In our patients, we correlated PUC to a specific laboratory parameter. Low serum magnesium level has been found to unfavorably correlate with PUC, as about 85% of patient with low magnesium level developed PUC. PUC probably be due to the loss of inhibitory effect of magnesium on PUC which is mediated through the antagonism of calcium-mediated uterine contractions. But, the high serum glucose level is associated with increased risk of progression to PUC. The significant increase in serum glucose levels in patients with PUC can be attributed to increased catabolic activity in sepsis patient, which is associated with septicemia [29]. However, serum calcium level did not preclude any relation to PUC which reflected by Buttice S et al [9].
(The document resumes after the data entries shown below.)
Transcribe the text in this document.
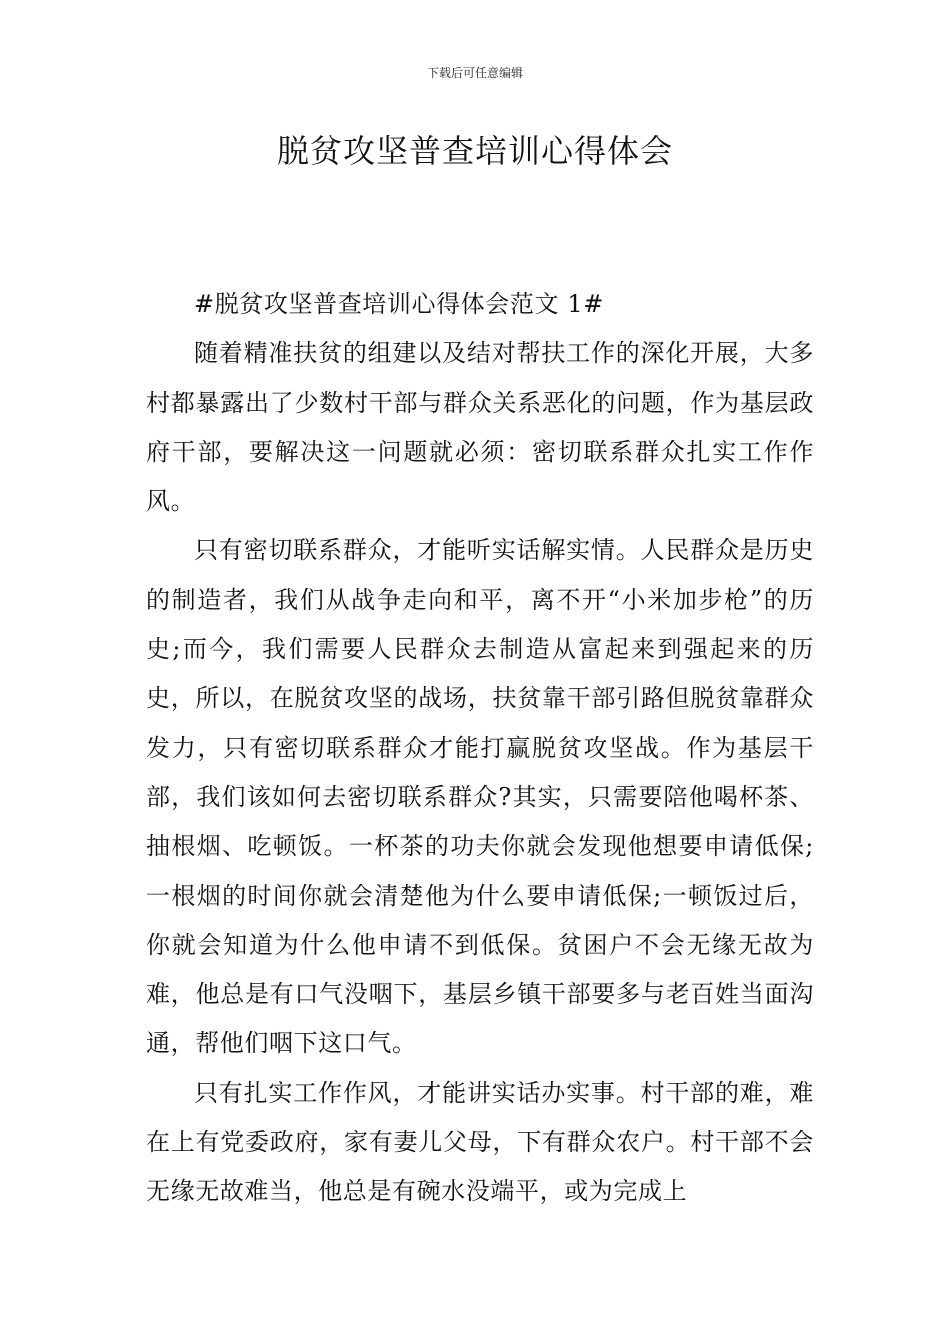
下载后可任意编辑
脱贫攻坚普查培训心得体会

#脱贫攻坚普查培训心得体会范文 1#

随着精准扶贫的组建以及结对帮扶工作的深化开展，大多村都暴露出了少数村干部与群众关系恶化的问题，作为基层政府干部，要解决这一问题就必须：密切联系群众扎实工作作风。

只有密切联系群众，才能听实话解实情。人民群众是历史的制造者，我们从战争走向和平，离不开“小米加步枪”的历史;而今，我们需要人民群众去制造从富起来到强起来的历史，所以，在脱贫攻坚的战场，扶贫靠干部引路但脱贫靠群众发力，只有密切联系群众才能打赢脱贫攻坚战。作为基层干部，我们该如何去密切联系群众?其实，只需要陪他喝杯茶、抽根烟、吃顿饭。一杯茶的功夫你就会发现他想要申请低保;一根烟的时间你就会清楚他为什么要申请低保;一顿饭过后，你就会知道为什么他申请不到低保。贫困户不会无缘无故为难，他总是有口气没咽下，基层乡镇干部要多与老百姓当面沟通，帮他们咽下这口气。

只有扎实工作作风，才能讲实话办实事。村干部的难，难在上有党委政府，家有妻儿父母，下有群众农户。村干部不会无缘无故难当，他总是有碗水没端平，或为完成上
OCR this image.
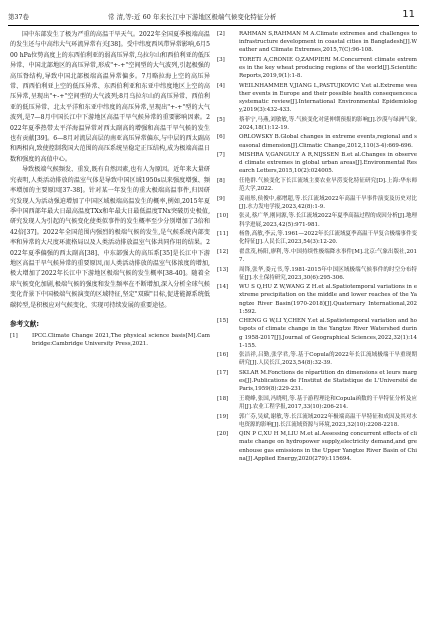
第37卷	常 清,等:近 60 年来长江中下游地区极端气候变化特征分析	11

国中东部发生了极为严重的高温干旱天气。2022年全国夏季极端高温的发生还与中高纬大气环流异常有关[38]。受中纬度西风带异常影响,6月500 hPa位势高度上的东西伯利亚的弱高压异常,乌拉尔山和西伯利亚的低压异常、中国北部地区的高压异常,形成"+-+"空间型的大气波列,引起极强的高压脊结构,导致中国北部极端高温异常偏多。7月略拉海上空的高压异常、西西伯利亚上空的低压异常、东西伯利亚和东亚中纬度地区上空的高压异常,呈现出"+-+"空间型的大气波列;8月乌拉尔山的高压异常、西伯利亚的低压异常、北太平洋和东亚中纬度的高压异常,呈现出"+-+"型的大气波列,是7—8月中国长江中下游地区高温干旱气候异常的重要影响因素。2022年夏季热带太平洋海温异常对西太副高的增强和高温干旱气候的发生也有贡献[39]。6—8月对流层高层的南亚高压异常偏东,与中层的西太副高和两相向,致使控制我国大范围的高压系统呈稳定正压结构,成为极端高温日数和强度的高值中心。

导致极端气候频发、重发,既有自然因素,也有人为原因。近年来大量研究表明,人类活动排放的温室气体是导致中国区域1950s以来强度增强、频率增加的主要原因[37-38]。针对某一年发生的重大极端高温事件,归因研究发现人为活动强迫增加了中国区域极端高温发生的概率,例如,2015年夏季中国西部年最大日最高温度TXx和年最大日最低温度TNx突破历史极值,研究发现人为引起的气候变化使类似事件的发生概率至少分别增加了3倍和42倍[37]。2022年全国范围内强烈的极端气候的发生,是气候系统内部变率和异常的大尺度环流格局以及人类活动排放温室气体共同作用的结果。2022年夏季偏强的西太副高[38]、中东部强大的高压系[35]是长江中下游地区高温干旱气候异常的重要原因,而人类活动排放的温室气体浓度的增加,极大增加了2022年长江中下游地区极端气候的发生概率[38-40]。随着全球气候变化加剧,极端气候的强度和发生频率在不断增加,深入分析全球气候变化背景下中国极端气候演变的区域特征,坚定"双碳"目标,促进能源系统低碳转型,是积极应对气候变化、实现可持续发展的重要途径。

参考文献:
[1]	IPCC.Climate Change 2021,The physical science basis[M].Cambridge:Cambridge University Press,2021.
[2]	RAHMAN S,RAHMAN M A.Climate extremes and challenges to infrastructure development in coastal cities in Bangladesh[J].Weather and Climate Extremes,2015,7(C):96-108.
[3]	TORETI A,CRONIE O,ZAMPIERI M.Concurrent climate extremes in the key wheat producing regions of the world[J].Scientific Reports,2019,9(1):1-8.
[4]	WEILNHAMMER V,JIANG L,PASTUJKOVIC V.et al.Extreme weather events in Europe and their possible health consequences:a systematic review[J].International Environmental Epidemiology,2019(3):432-433.
[5]	蔡菲宁,马燕,刘敏敏,等.气候变化对延伸期预报的影响[J].沙漠与绿洲气象,2024,18(1):12-19.
[6]	ORLOWSKY B.Global changes in extreme events,regional and seasonal dimension[J].Climatic Change,2012,110(3-4):669-696.
[7]	MISHRA V,GANGULY A R,NIJSSEN B.et al.Changes in observed climate extremes in global urban areas[J].Environmental Research Letters,2015,10(2):024005.
[8]	任艳群.气候变化下长江流域主要农业旱涝变化特征研究[D].上海:华东师范大学,2022.
[9]	姜雨彤,侯俊中,郝增超,等.长江流域2022年高温干旱事件演变及历史对比[J].水力发电学报,2023,42(8):1-9.
[10]	张灵,蔡广华,刚同源,等.长江流域2022年夏季高温过程的成因分析[J].地理科学进展,2023,42(5):971-981.
[11]	杨鲁,高敏,李云,等.1961—2022年长江流域夏季高温干旱复合极端事件变化特征[J].人民长江,2023,54(3):12-20.
[12]	翟盘茂,杨阳,廖利,等.中国持续性极端降水事件[M].北京:气象出版社,2017.
[13]	周锋,张华,娄元书,等.1981-2015年中国区域极端气候事件的时空分布特征[J].水土保持研究,2023,30(6):295-306.
[14]	WU S Q,HU Z W,WANG Z H.et al.Spatiotemporal variations in extreme precipitation on the middle and lower reaches of the Yangtze River Basin(1970-2018)[J].Quaternary International,2021:592.
[15]	CHENG G W,LI Y,CHEN Y.et al.Spatiotemporal variation and hotspots of climate change in the Yangtze River Watershed during 1958-2017[J].Journal of Geographical Sciences,2022,32(1):141-155.
[16]	张洁祥,吕勤,张学君,等.基于Copula的2022年长江流域极端干旱重现期研究[J].人民长江,2023,54(8):32-39.
[17]	SKLAR M.Fonctions de répartition dn dimensions et leurs marges[J].Publications de l'Institut de Statistique de L'Université de Paris,1959(8):229-231.
[18]	王晓峰,张国,冯晓明,等.基于游程理论和Copula函数的干旱特征分析及应用[J].农业工程学报,2017,33(10):206-214.
[19]	郭广芬,吴斌,谢敏,等.长江流域2022年极端高温干旱特征和成因及其对水电资源的影响[J].长江流域资源与环境,2023,32(10):2208-2218.
[20]	QIN P C,XU H M,LIU M.et al.Assessing concurrent effects of climate change on hydropower supply,electricity demand,and greenhouse gas emissions in the Upper Yangtze River Basin of China[J].Applied Energy,2020(279):115694.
However, the nature of PUC in pregnant patients with ureteric stone is still debatable and may due to a variety of factors. Stone size, SFR, types of anesthesia, hydronephrosis, in addition, postoperative colic and fever complication are other important factors accounting for PUC. Although such factors did have a statistically significant correlation with PUC, these variable observations suggest that PUC outcome after pneumatic lithotripsy is probably determined by a combined effect of various factors. In the present study, the combination of both preoperative renal colic and fever at initial presentation were associated with the worst long-term prognosis for PUC; as all the patients with this combination developed PUC [30].

The limitations in this study include the relatively low numbers of patients. Also, evaluating all the parameters including blood tests, radiology, timing, proficiency of the surgeon, general status of the fetus and patient could not be carried out to provide exact mean values.
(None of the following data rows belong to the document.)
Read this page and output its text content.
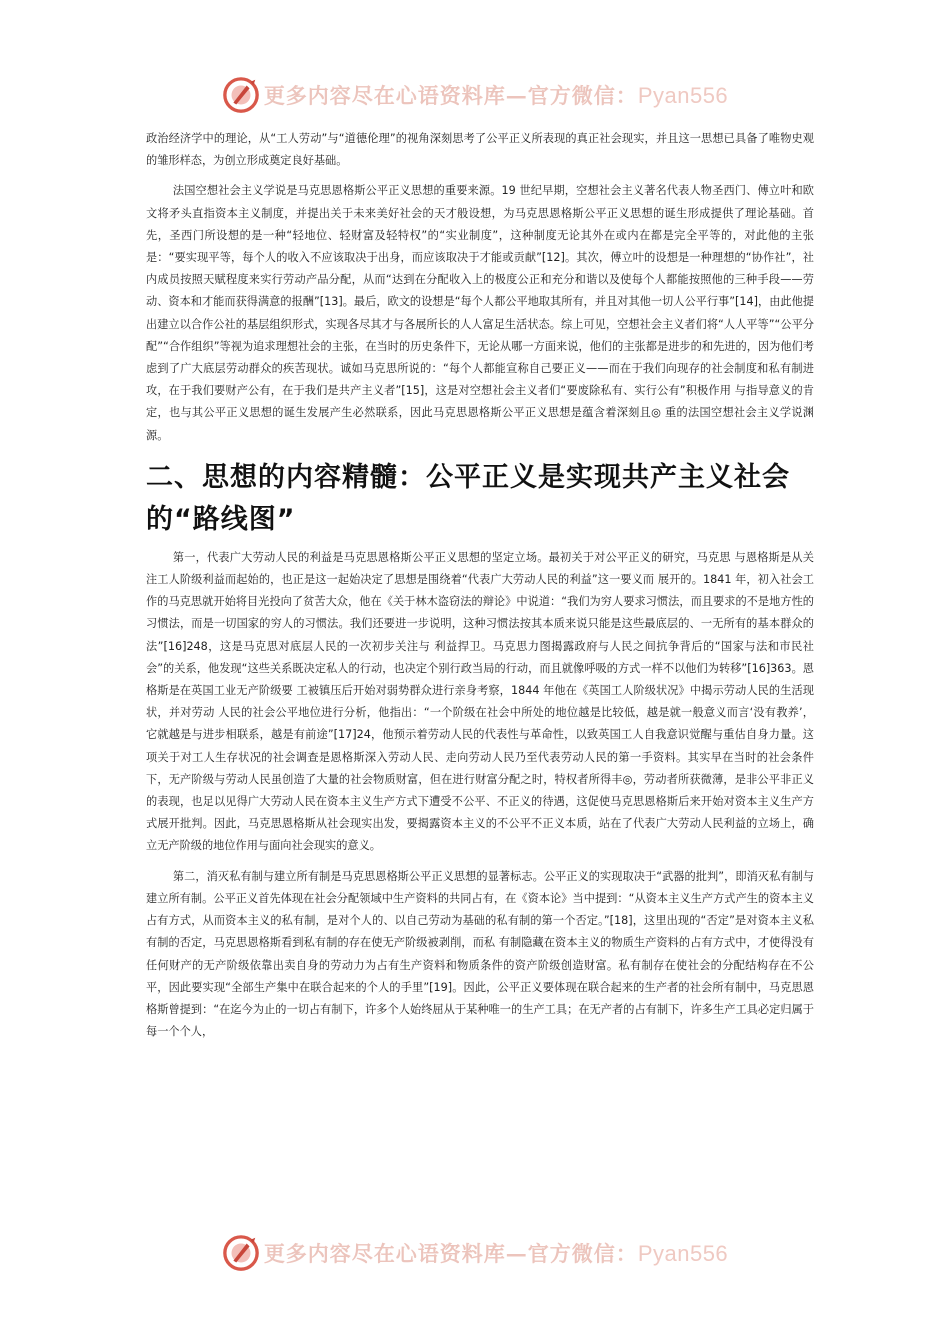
更多内容尽在心语资料库—官方微信：Pyan556

政治经济学中的理论，从“工人劳动”与“道德伦理”的视角深刻思考了公平正义所表现的真正社会现实，并且这一思想已具备了唯物史观的雏形样态，为创立形成奠定良好基础。

法国空想社会主义学说是马克思恩格斯公平正义思想的重要来源。19 世纪早期，空想社会主义著名代表人物圣西门、傅立叶和欧文将矛头直指资本主义制度，并提出关于未来美好社会的天才般设想，为马克思恩格斯公平正义思想的诞生形成提供了理论基础。首先，圣西门所设想的是一种“轻地位、轻财富及轻特权”的“实业制度”，这种制度无论其外在或内在都是完全平等的，对此他的主张是：“要实现平等，每个人的收入不应该取决于出身，而应该取决于才能或贡献”[12]。其次，傅立叶的设想是一种理想的“协作社”，社内成员按照天赋程度来实行劳动产品分配，从而“达到在分配收入上的极度公正和充分和谐以及使每个人都能按照他的三种手段——劳动、资本和才能而获得满意的报酬”[13]。最后，欧文的设想是“每个人都公平地取其所有，并且对其他一切人公平行事”[14]，由此他提出建立以合作公社的基层组织形式，实现各尽其才与各展所长的人人富足生活状态。综上可见，空想社会主义者们将“人人平等”“公平分配”“合作组织”等视为追求理想社会的主张，在当时的历史条件下，无论从哪一方面来说，他们的主张都是进步的和先进的，因为他们考虑到了广大底层劳动群众的疾苦现状。诚如马克思所说的：“每个人都能宣称自己要正义——而在于我们向现存的社会制度和私有制进攻，在于我们要财产公有，在于我们是共产主义者”[15]，这是对空想社会主义者们“要废除私有、实行公有”积极作用 与指导意义的肯定，也与其公平正义思想的诞生发展产生必然联系，因此马克思恩格斯公平正义思想是蕴含着深刻且◎ 重的法国空想社会主义学说渊源。

二、思想的内容精髓：公平正义是实现共产主义社会的“路线图”

第一，代表广大劳动人民的利益是马克思恩格斯公平正义思想的坚定立场。最初关于对公平正义的研究，马克思 与恩格斯是从关注工人阶级利益而起始的，也正是这一起始决定了思想是围绕着“代表广大劳动人民的利益”这一要义而 展开的。1841 年，初入社会工作的马克思就开始将目光投向了贫苦大众，他在《关于林木盗窃法的辩论》中说道：“我们为穷人要求习惯法，而且要求的不是地方性的习惯法，而是一切国家的穷人的习惯法。我们还要进一步说明，这种习惯法按其本质来说只能是这些最底层的、一无所有的基本群众的法”[16]248，这是马克思对底层人民的一次初步关注与 利益捍卫。马克思力图揭露政府与人民之间抗争背后的“国家与法和市民社会”的关系，他发现“这些关系既决定私人的行动，也决定个别行政当局的行动，而且就像呼吸的方式一样不以他们为转移”[16]363。恩格斯是在英国工业无产阶级要 工被镇压后开始对弱势群众进行亲身考察，1844 年他在《英国工人阶级状况》中揭示劳动人民的生活现状，并对劳动 人民的社会公平地位进行分析，他指出：“一个阶级在社会中所处的地位越是比较低，越是就一般意义而言‘没有教养’， 它就越是与进步相联系，越是有前途”[17]24，他预示着劳动人民的代表性与革命性，以致英国工人自我意识觉醒与重估自身力量。这项关于对工人生存状况的社会调查是恩格斯深入劳动人民、走向劳动人民乃至代表劳动人民的第一手资料。其实早在当时的社会条件下，无产阶级与劳动人民虽创造了大量的社会物质财富，但在进行财富分配之时，特权者所得丰◎，劳动者所获微薄，是非公平非正义的表现，也足以见得广大劳动人民在资本主义生产方式下遭受不公平、不正义的待遇，这促使马克思恩格斯后来开始对资本主义生产方式展开批判。因此，马克思恩格斯从社会现实出发，要揭露资本主义的不公平不正义本质，站在了代表广大劳动人民利益的立场上，确立无产阶级的地位作用与面向社会现实的意义。

第二，消灭私有制与建立所有制是马克思恩格斯公平正义思想的显著标志。公平正义的实现取决于“武器的批判”，即消灭私有制与建立所有制。公平正义首先体现在社会分配领域中生产资料的共同占有，在《资本论》当中提到：“从资本主义生产方式产生的资本主义占有方式，从而资本主义的私有制，是对个人的、以自己劳动为基础的私有制的第一个否定。”[18]，这里出现的“否定”是对资本主义私有制的否定，马克思恩格斯看到私有制的存在使无产阶级被剥削，而私 有制隐藏在资本主义的物质生产资料的占有方式中，才使得没有任何财产的无产阶级依靠出卖自身的劳动力为占有生产资料和物质条件的资产阶级创造财富。私有制存在使社会的分配结构存在不公平，因此要实现“全部生产集中在联合起来的个人的手里”[19]。因此，公平正义要体现在联合起来的生产者的社会所有制中，马克思恩格斯曾提到：“在迄今为止的一切占有制下，许多个人始终屈从于某种唯一的生产工具；在无产者的占有制下，许多生产工具必定归属于每一个个人，

更多内容尽在心语资料库—官方微信：Pyan556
Our study provides evidence that complicated renal colic with fever and low serum magnesium level have an influence on PUC in pregnant patients who have ureteral stone. If these results are confirmed in other studies, both factors could emerge as additional parameters for predicting the clinical outcome of pregnant patients with urolithiasis. Also, the results of this study suggest that for pregnant patients with refractory unilateral symptomatic stones, semi-rigid URS with pneumatic lithotripsy and threaded DJ stent placement are effective and safe options.


This article was not funded by industry nor had any connection with industry. Also, we did not receive any funding to conduct the study.